The evaluation indexes are mathematically expressed as:

\({R}^{2}=\frac{\sum {(\widehat{yi}-\stackrel{-}{y}i)}^{2}}{\sum {(\stackrel{-}{y}i-\widehat{yi})}^{2}}\) (7 )

\(RMSE=\sqrt{\frac{1}{n}\sum _{i=1}^{n}{(\widehat{yi}-yi)}^{2}}\) (8 )

\(MAE=\frac{1}{n}\sum _{i=1}^{n}|\widehat{yi}-yi|\) (9 )

\(MAPE=\frac{100\%}{n}\sum _{i=1}^{n}\left|\frac{\widehat{yi}-yi}{yi}\right|\) (10 )

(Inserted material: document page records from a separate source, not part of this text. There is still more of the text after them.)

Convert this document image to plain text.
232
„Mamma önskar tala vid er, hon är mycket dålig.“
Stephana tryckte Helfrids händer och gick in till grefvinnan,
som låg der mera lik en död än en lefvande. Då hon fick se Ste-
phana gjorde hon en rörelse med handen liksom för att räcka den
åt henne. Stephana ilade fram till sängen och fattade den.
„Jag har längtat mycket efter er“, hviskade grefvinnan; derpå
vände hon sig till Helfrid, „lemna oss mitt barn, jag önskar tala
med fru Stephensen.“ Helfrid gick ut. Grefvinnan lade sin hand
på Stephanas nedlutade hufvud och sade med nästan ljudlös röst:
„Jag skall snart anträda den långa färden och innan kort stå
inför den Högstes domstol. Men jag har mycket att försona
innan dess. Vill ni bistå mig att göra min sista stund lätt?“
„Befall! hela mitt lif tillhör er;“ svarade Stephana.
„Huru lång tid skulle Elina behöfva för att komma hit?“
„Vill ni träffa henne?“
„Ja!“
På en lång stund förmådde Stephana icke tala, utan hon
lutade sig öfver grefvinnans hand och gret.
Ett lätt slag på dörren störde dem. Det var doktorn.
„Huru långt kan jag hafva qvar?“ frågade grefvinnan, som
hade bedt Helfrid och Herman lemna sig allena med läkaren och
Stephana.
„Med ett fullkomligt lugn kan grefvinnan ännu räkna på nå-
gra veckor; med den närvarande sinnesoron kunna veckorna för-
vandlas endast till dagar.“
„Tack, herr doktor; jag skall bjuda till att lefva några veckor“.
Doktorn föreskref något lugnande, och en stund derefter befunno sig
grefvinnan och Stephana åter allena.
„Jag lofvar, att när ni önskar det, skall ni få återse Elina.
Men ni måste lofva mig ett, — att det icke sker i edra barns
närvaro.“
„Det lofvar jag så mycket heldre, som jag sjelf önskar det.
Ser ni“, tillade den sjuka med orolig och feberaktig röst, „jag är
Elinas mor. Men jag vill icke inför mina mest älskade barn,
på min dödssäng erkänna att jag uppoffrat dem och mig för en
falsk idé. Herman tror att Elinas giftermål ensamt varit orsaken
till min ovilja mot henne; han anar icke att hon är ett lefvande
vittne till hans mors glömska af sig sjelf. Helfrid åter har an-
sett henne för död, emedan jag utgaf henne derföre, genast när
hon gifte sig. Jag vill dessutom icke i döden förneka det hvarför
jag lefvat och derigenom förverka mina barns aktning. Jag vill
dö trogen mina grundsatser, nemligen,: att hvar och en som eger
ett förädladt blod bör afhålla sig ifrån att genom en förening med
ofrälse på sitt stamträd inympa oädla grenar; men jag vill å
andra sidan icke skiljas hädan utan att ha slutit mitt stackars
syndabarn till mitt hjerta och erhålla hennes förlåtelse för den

Where: N is the number of samples; \(yi\), \(\widehat{yi}\), \(\stackrel{-}{y}i\) are the actual load, the predicted load and the mean value of the actual fit at the ith sampling point of the prediction, respectively. R^2 is an index to evaluate the goodness of the regression model, which can visually represent the fitting effect of the prediction model, MAE can reflect the actual situation of the prediction error, RMSE, as a comprehensive index of error analysis, reflects the accuracy of the prediction, MAPE evaluates the degree of fluctuation of the model prediction error, and reflects the robustness and stability of the model.